The Documentary Films of Jørgen Leth (Unfinished)
(This was supposed to be a project but due to a mixture of health issues and a complete lack of faith in my writing skills/writer's block, I just could not finish this.)
Jørgen Leth is a Danish film documentarian, sports
commentator and poet. He has made over 45 films since the 1960s with the vast
majority of them being documentaries. The most famous of these are his cycling
films: Stars and The Watercarriers, dealing with Eddy Merckx’ victory of the
1973 Giro D’Italia, The Impossible Hour, documenting Ole Ritter’s attempt at
taking back his timed record from Eddy Merckx and A Sunday in Hell, the famous Paris-Roubaix
one day race known for its test of endurance on the cobblestones of Northern
Paris.
These 3 documentaries on cycling are largely poetic but also
observational. They focus on the feelings and experiences that make up a
professional cyclists routine in extensive detail.

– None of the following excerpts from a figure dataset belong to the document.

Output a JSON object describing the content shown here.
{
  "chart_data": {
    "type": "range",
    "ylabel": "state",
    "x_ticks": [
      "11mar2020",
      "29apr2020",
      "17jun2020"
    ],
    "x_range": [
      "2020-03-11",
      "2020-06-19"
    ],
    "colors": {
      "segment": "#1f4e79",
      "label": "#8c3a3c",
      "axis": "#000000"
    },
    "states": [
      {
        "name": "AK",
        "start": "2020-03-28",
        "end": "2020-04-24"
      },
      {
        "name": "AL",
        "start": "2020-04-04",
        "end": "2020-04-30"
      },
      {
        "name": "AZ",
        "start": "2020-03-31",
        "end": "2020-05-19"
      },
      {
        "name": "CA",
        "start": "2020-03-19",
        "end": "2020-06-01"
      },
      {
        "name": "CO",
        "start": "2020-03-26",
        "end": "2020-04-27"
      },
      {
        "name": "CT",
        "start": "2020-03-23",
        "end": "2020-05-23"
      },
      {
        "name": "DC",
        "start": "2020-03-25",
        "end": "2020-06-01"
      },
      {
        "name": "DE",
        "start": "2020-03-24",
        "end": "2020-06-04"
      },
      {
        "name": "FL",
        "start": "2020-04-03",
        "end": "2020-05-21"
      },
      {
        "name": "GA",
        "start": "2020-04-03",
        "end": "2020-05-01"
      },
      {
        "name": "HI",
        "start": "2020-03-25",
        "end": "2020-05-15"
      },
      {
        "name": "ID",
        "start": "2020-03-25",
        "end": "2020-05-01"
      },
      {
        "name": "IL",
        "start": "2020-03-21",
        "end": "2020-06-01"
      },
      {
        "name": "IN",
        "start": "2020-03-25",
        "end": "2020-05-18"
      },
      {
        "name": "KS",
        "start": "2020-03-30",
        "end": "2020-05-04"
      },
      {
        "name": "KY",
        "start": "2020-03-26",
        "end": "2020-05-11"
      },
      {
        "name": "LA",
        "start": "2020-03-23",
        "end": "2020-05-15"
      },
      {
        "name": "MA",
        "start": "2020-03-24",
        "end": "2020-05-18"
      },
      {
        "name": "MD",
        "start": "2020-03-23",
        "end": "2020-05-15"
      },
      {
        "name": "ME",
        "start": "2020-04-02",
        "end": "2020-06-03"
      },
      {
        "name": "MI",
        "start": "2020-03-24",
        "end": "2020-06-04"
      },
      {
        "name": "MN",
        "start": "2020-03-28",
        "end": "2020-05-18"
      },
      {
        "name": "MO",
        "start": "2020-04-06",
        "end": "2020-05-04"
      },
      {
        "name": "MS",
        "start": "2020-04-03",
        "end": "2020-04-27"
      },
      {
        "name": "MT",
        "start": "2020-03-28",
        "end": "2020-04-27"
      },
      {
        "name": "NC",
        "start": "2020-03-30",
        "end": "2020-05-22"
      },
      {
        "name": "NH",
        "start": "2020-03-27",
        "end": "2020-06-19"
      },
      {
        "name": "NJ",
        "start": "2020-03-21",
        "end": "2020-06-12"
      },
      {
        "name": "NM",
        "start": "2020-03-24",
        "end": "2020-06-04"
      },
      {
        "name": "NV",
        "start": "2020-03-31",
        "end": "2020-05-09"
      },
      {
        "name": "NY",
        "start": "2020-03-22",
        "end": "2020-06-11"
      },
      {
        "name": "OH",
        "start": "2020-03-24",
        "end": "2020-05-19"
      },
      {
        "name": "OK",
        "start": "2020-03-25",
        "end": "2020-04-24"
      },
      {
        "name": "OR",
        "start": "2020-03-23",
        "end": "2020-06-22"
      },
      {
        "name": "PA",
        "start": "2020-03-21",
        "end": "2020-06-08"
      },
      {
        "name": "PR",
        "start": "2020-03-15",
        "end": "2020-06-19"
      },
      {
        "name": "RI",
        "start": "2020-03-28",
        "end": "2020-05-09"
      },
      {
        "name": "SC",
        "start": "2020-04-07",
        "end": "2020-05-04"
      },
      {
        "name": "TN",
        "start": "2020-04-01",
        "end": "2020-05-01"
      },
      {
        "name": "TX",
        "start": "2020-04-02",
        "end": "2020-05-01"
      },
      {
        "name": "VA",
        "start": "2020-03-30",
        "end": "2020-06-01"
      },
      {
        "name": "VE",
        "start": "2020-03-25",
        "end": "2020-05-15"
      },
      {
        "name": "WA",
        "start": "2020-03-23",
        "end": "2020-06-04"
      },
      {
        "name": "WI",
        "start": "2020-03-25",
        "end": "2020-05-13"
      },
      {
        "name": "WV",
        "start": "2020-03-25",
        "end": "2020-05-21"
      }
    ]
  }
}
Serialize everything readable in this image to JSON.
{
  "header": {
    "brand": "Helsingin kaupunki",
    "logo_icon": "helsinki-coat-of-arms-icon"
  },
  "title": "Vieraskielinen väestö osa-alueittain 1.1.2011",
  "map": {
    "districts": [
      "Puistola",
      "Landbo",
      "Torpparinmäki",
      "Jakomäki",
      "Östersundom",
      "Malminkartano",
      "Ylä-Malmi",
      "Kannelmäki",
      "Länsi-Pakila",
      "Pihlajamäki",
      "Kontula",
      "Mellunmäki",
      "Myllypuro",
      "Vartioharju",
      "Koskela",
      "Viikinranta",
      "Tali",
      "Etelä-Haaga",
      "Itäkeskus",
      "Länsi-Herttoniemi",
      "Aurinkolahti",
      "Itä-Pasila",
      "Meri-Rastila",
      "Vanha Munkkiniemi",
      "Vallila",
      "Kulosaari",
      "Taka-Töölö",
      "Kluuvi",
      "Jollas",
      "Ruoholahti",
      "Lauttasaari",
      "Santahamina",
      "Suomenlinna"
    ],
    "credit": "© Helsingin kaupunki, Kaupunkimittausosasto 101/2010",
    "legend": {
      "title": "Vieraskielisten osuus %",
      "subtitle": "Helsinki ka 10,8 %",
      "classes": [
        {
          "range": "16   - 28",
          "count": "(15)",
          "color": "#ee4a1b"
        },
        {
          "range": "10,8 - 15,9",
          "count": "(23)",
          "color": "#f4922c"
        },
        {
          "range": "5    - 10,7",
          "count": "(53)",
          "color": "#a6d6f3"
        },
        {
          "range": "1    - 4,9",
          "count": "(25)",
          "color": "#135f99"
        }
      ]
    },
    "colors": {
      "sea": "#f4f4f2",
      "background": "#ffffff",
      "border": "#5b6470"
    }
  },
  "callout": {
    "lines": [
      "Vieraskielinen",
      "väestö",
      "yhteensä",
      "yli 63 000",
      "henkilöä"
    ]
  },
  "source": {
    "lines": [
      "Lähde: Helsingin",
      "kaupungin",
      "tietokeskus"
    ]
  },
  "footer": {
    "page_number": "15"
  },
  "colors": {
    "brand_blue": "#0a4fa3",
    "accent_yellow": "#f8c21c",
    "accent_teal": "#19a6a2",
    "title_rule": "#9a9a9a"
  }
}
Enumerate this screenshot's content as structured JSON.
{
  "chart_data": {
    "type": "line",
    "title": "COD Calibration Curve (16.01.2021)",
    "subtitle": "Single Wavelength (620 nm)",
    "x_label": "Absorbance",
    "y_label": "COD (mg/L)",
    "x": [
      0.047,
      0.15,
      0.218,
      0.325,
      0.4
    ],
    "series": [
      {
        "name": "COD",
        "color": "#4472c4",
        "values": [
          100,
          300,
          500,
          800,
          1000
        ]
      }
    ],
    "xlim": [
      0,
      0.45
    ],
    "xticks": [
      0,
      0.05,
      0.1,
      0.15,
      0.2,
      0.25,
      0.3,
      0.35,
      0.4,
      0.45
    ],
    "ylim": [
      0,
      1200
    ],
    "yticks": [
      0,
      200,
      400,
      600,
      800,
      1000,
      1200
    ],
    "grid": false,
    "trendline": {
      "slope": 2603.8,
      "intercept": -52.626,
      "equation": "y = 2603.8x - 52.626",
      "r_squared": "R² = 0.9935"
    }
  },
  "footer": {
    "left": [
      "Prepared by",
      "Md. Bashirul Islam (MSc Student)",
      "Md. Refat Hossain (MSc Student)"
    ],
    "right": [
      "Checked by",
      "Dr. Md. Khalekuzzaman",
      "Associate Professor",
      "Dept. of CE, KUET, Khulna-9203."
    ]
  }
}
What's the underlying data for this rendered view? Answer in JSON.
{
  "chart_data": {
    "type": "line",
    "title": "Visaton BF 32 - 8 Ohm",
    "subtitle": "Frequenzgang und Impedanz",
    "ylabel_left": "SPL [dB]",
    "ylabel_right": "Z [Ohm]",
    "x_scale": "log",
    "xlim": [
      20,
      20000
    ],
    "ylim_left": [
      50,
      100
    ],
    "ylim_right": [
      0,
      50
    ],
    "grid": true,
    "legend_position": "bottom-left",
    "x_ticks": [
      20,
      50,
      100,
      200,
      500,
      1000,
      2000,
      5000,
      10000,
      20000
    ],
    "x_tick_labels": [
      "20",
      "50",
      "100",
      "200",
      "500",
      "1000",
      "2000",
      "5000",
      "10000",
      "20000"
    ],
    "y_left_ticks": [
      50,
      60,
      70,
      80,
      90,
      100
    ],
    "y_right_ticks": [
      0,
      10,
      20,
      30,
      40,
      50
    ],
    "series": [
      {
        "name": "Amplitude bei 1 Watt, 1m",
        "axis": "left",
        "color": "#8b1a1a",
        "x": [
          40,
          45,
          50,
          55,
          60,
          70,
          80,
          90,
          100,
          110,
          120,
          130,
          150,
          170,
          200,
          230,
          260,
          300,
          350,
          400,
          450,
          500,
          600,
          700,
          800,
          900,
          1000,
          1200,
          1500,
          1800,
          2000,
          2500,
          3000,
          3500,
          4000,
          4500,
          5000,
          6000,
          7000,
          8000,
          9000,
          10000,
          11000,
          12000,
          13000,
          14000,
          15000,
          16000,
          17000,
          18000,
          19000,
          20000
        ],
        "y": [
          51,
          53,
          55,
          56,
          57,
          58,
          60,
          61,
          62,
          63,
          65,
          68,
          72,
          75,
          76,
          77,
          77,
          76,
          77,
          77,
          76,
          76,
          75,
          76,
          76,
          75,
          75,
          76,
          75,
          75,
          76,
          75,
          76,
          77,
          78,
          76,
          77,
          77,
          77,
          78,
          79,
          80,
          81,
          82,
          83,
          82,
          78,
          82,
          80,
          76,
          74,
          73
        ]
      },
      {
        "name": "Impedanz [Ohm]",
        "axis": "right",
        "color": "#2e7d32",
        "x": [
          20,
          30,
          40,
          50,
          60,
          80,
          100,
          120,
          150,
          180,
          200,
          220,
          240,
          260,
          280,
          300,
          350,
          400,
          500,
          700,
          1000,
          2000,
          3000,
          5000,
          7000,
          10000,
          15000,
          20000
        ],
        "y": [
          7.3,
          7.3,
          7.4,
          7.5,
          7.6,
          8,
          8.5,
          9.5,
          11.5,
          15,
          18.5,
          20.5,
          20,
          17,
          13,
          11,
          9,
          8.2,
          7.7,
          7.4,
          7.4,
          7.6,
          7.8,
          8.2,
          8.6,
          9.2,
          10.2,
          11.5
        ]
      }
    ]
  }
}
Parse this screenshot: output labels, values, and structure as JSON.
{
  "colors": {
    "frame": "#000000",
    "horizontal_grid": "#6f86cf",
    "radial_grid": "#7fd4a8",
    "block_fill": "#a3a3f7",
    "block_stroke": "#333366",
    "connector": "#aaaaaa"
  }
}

For example, in Stars and
Watercarriers it goes from the utter dejection a cyclist feels when he finds
out he can no longer be the teams leader to the daily tasks that the
“watercarriers” do which is that they are used as part of a strategy for their
more illustrious team mates plus they take on the food and drinks in a bag (or
stored in the back of their cycling shirts).
The pattern is somewhat extended in A Sunday in Hell with it
documenting again in similar style the hellish terrain that they must face when
cycling from the unstable cobblestones in Northern Paris into Belgium in a day.
In The Impossible Hour, there is also a touch of participatory element in the
film when the director himself acts as a translator for a French journalist to
Danish compatriot Ole Ritter (who can only speak in Danish and Italian).